Sofía a segurou mais firme, fazendo mais rápido, mais fundo, rebolando contra ela, se esfregando demais, podia sentir Angra extremamente molhada, podia se sentir extremamente molhada, escorrendo contra ela, deslizando por ela, não precisavam estimular com os dedos, não precisavam se tocar profundamente, bastava imaginar, dentro uma da outra, os gemidos subindo, ficando mais altos, mais excitados, gemido de quem vai gozar, de quem está gozando, o movimento ficando forte, pegando, escapando, prolongando, olhos nos olhos e, gemido mais alto de Sofía, ficava louca só de imaginar entrando nela, naquela sua garota, era louca por ela, pelo sexo gostoso que ela tinha, louca por aquela abertura de coxas, gostava assim, ampla, entregue, sua, ah, sim, sua.


Angra gozou, pegando os quadris de Sofía, a agarrando pelos braços firmes, sentindo o corpo suado, vigoroso, louca demais e suas pernas mal reduziram os tremores e, Sofía montou na sua coxa.
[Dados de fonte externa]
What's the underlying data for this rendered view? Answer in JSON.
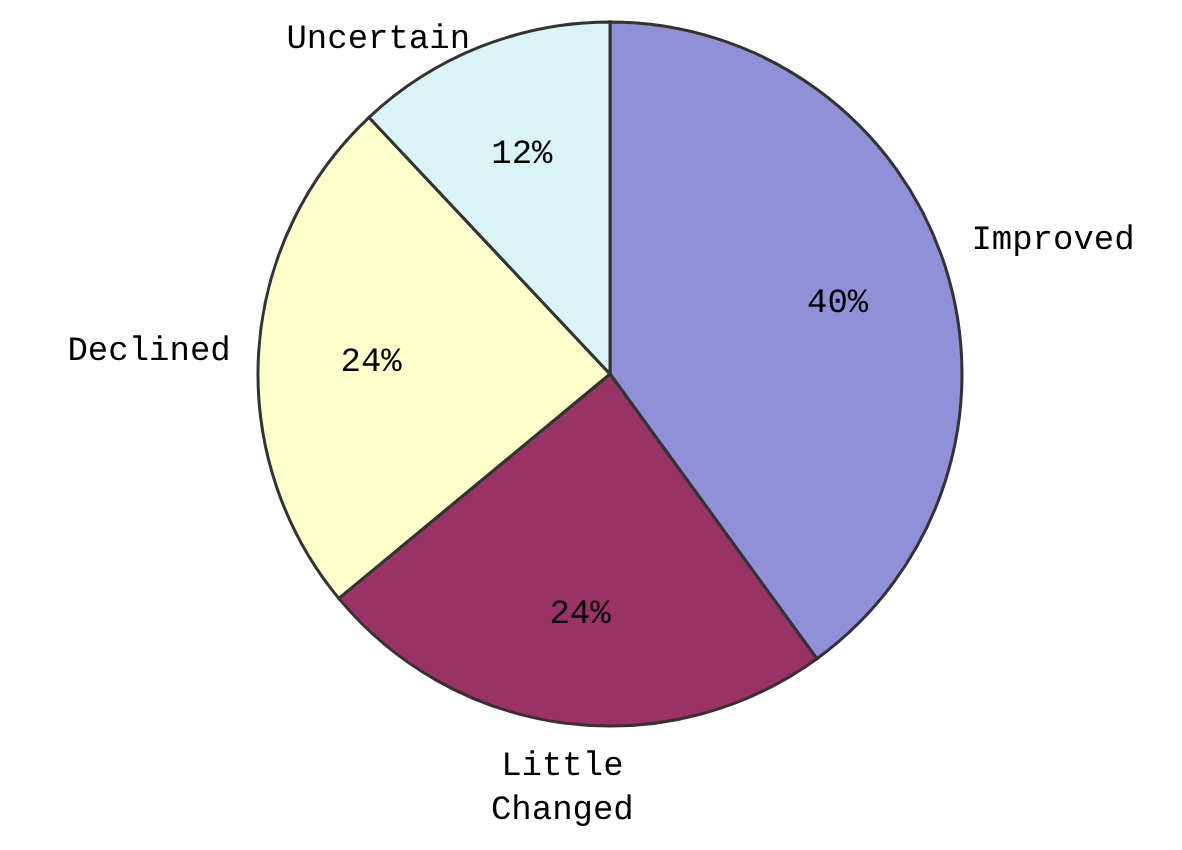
{
  "chart_data": {
    "type": "pie",
    "categories": [
      "Improved",
      "Little Changed",
      "Declined",
      "Uncertain"
    ],
    "values": [
      40,
      24,
      24,
      12
    ],
    "colors": [
      "#9090d8",
      "#993366",
      "#ffffcc",
      "#d8f4f4"
    ],
    "value_labels": [
      "40%",
      "24%",
      "24%",
      "12%"
    ],
    "legend": false
  }
}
Toda molhada, quente demais, ainda segurando Angra contra a cama e se esfregando contra a pele dela, perseguindo mais prazer, querendo gozar de novo, gemendo alto demais enquanto Angra a pegou pela cintura, se pôs sentada e, abocanhou os seios dela, sentindo, mordiscando, puxando Sofía pelos quadris, a fazendo se esfregar mais, deslizar mais, as coxas dela completamente abertas, afundando o toque do seu sexo contra Angra, tocando, esfregando, precisando de mais, Angra mordeu um sorriso a estimulando contra o seu corpo: aquela era a sua Sofía, sempre ardendo de vontade, com o corpo exigindo por mais um orgasmo.


Ele veio, forte e gutural, veio explodindo de vontade, desaguando contra a coxa de Angra e se ela sempre queria mais um orgasmo, ela sempre queria dar mais um orgasmo também...


Linda... — Angra gemeu a vendo lhe puxar pelas pernas, e lhe deitar contra a cama outra vez.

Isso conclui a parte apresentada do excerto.